Equipment financing allows restaurateurs to take out a loan to purchase equipment or machinery for the business. The assets act as collateral on the loan, which can keep interest rates low, potentially between 4% and 12.75%.

There may be other costs, though, such as application or appraisal fees. You may need to make a down payment of 10% to 20% when applying for an equipment loan.

If you don’t want to own a piece of equipment, you may want to consider a lease instead of a loan. An equipment lease could provide lower monthly payments, and you could return the equipment or purchase it at a discount when the lease term ends.

Inventory financing

Restaurant owners can find short-term loans and lines of credit that are designated for purchasing inventory. That inventory would act as collateral, though the lender may only finance up to 80% of the inventory value.

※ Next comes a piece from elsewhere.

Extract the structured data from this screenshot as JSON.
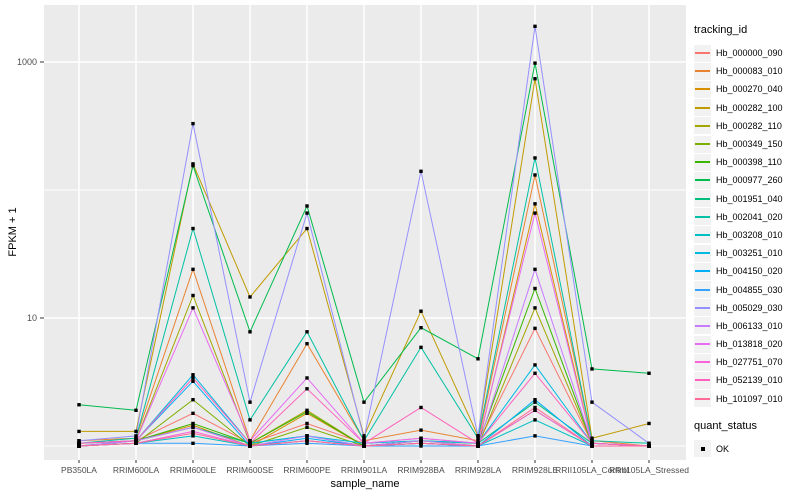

Inventory financing could be beneficial if you want to buy items at a large discount but can’t make the full purchase upfront. You typically need good credit and a proven sales history to get a better APR. Rates may be as high as 35%. You may find higher loan minimums of at least $500,000.

SBA 7(a) loans

The U.S. Small Business Administration offers general business funding through its 7(a) loan program. Business owners can apply for loans up to $5 million from SBA-approved lenders. The SBA guarantees 85% of loans up to $150,000 and 75% of loans greater than $150,000.

Repayment terms could be up to 10 years for general working capital loans or up to 25 years for loans used for real estate expenses.

Variable rates would be based on your loan amount and repayment term:

  • Loans less than 7 years:
    • $25,000 or less: Prime rate plus 4.25%
    • $25,001 to $50,000: Prime rate plus 3.25%
    • Over $50,000: Prime rate plus 2.25%
  • Loans 7 years or longer:
    • $25,000 or less: Prime rate plus 4.75%
    • $25,001 to $50,000: Prime rate plus 3.75%
    • Over $50,000: Prime rate plus 2.75%

Fixed rates would be based on the Prime rate plus 5% to 8%. As of March 17, 2020, the Prime rate is 3.25%.

Business credit cards

Though not a business loan, business credit cards can offer restaurateurs fast access to funds. Business credit cards have average APRs between 13.12% and 19.87%. Business owners with strong credit would likely receive lower rates.

Business credit cards may charge annual fees, although you may be able to earn rewards as you use your card. Sign-up bonuses are possible, too. Keep in mind that you would need to pay off your balance in full each month to avoid costly interest.

How to qualify for a restaurant loan

When applying for restaurant loans to give your business a financial boost, you would need to meet each lender’s individual eligibility requirements. However, you could expect lenders to review some common documentation and information:

  • Personal financial statements: These would illustrate your history of borrowing and repaying money, indicating how much of a risk you’d be to a lender.
  • Profit and loss statements: A lender could review your business costs and expenses in a specified period.
  • Balance sheets: These would outline your business’s overall assets and liabilities.
  • Projected financial statements: A lender would need to make sure you expect to generate enough income to repay debt.
  • Business certificates and licenses: You typically need to be in compliance to be eligible for a business loan.
  • Business tax returns: Your tax returns would provide an additional window into your business’s financial history and current standing.
  • Resume: The more experience you have as a business owner, the more willing a lender may be to approve you for a loan.

A restaurant startup costs breakdown includes inventory, payroll and equipment, and those expenses will keep piling up as long as you stay in business. Labor is another common obstacle since restaurant owners typically have trouble finding dedicated workers while facing high turnover rates.

Be sure to shop around to get your best APR and repayment terms for your restaurant business loan. Once you find a lender with which you feel comfortable, you can be on your way to growing your restaurant.